Objective:To evaluate the role of tumor necrosis factor-alpha-induced protein-8 like-2(TIPE2) in sepsis-induced myocardial injury and the relationship with serine-threonine kinase(AKT)/glycogen synthase kinase-3β(GSK-3β)/β-catenin signaling pathway in mice.Methods:Sixteen male wild-type C57BL/6N mice and 16 TIPE2-gene knockout C57BL/6N mice, aged 6-8 weeks, with a body mass index of 20-25 g, were divided into 4 groups using a random number table method: wild-type+ sham operation group(group WT-sham), wild-type+ cecal ligation and perforation(CLP) group(group WT-CLP), TIPE2-gene knockout sham operation group(group KO-sham) and TIPE2-gene knockout CLP group(group KO-CLP), with 8 mice in each group.
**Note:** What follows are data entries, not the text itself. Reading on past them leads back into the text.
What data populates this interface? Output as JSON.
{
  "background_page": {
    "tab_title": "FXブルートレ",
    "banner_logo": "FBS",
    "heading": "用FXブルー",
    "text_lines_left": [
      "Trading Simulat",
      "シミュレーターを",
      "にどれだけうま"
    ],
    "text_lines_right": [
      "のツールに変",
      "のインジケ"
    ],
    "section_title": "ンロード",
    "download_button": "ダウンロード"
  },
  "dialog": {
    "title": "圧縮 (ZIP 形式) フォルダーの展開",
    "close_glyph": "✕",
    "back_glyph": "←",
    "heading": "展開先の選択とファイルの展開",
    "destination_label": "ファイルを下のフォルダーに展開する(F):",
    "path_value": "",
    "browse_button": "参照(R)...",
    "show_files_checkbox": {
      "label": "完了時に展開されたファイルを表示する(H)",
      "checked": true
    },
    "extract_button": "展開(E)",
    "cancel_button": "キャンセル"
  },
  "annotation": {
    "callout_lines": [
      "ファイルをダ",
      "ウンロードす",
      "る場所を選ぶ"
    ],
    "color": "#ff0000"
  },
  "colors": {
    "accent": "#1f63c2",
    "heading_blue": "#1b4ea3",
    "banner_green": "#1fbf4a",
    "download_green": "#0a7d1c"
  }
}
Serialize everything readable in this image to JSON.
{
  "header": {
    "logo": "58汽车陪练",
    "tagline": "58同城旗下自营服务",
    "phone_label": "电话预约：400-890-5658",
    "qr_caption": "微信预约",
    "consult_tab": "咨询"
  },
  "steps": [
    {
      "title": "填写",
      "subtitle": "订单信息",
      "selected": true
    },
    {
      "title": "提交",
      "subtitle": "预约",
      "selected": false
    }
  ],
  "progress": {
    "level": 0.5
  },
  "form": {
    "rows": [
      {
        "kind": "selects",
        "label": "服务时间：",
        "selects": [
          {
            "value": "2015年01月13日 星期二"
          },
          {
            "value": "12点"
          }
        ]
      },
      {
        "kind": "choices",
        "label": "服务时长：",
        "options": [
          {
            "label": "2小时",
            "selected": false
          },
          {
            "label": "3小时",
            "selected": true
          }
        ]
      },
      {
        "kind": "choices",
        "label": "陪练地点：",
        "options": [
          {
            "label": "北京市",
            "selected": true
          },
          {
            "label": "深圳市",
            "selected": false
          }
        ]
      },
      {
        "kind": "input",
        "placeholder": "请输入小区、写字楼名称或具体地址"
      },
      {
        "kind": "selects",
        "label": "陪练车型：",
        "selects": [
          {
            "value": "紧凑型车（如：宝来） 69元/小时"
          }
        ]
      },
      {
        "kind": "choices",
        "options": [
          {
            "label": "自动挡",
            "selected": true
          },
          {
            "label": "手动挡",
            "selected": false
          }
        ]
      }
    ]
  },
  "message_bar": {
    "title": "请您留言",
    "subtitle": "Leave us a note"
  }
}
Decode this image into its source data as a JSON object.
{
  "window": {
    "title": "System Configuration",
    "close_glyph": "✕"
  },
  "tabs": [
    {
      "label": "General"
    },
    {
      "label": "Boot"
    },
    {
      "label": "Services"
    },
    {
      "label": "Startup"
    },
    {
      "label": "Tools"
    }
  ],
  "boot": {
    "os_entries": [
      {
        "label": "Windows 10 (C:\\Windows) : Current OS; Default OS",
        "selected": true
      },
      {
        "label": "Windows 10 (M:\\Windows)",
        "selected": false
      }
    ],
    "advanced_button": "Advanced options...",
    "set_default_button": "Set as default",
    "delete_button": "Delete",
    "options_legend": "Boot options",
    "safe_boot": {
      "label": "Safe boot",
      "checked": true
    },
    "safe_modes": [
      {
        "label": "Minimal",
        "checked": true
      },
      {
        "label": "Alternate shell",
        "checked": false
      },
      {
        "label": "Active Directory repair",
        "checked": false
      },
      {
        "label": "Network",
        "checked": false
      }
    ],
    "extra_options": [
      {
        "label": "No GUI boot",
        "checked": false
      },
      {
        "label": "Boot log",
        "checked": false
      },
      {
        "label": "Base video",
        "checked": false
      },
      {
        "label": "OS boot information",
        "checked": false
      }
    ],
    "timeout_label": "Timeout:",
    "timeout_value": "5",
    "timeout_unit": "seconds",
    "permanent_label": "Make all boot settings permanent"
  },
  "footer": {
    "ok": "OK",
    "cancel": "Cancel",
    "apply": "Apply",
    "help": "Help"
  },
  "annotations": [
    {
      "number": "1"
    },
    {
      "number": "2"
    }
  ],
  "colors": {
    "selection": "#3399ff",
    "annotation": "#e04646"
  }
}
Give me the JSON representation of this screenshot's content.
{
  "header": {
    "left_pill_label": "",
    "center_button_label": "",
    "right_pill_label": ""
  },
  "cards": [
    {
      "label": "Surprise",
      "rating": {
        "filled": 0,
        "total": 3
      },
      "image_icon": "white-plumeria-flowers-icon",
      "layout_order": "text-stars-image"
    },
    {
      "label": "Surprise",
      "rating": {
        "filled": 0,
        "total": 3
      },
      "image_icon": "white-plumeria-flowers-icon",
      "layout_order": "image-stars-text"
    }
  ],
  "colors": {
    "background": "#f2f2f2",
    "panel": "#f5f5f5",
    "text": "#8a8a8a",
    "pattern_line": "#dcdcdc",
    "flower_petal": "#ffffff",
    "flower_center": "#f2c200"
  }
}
The model of myocardial injury induced by sepsis was developed by CLP in anesthetized animals. Blood samples from the inferior vena cava were collected at 24 h after surgery for determination of the concentrations of cardiac troponin I(cTnI) in serum by enzyme-linked immunosorbent assay. Then the mice were sacrificed and myocardial tissues were collected for determination of the pathological changes(by hematoxylin and eosin staining), expression of tumor necrosis factor-alpha (TNF-α), interleukin-1 beta (IL-1β) and IL-6 mRNA(by quantitative polymerase chain reaction), and expression of TIPE2, phosphorylated AKT(p-AKT), phosphorylated GSK-3β(p-GSK-3β) and β-catenin(by Western blot).Results:Compared with the corresponding Sham groups, the serum cTnI concentration was significantly increased, the expression of TNF-α, IL-1β and IL-6 mRNA and expression of p-AKT, p-GSK-3β and β-catenin in myocardial tissues were up-regulated, the expression of TIPE2 was down-regulated( P<0.05), and the pathological changes of myocardium were found in corresponding CLP groups. Compared with group WT-CLP, the serum cTnI concentration was significantly increased, the expression of TNF-α, IL-1β and IL-6 mRNA and expression of p-AKT, p-GSK-3β and β-catenin in myocardial tissues were up-regulated, the expression of TIPE2 was down-regulated( P<0.05), and the pathological changes of myocardium were aggravated in group KO-CLP( P<0.05). Conclusions:TIPE2 reduces the myocardial injury probably through inhibiting the AKT/GSK-3β/β-catenin signaling pathway in septic mice.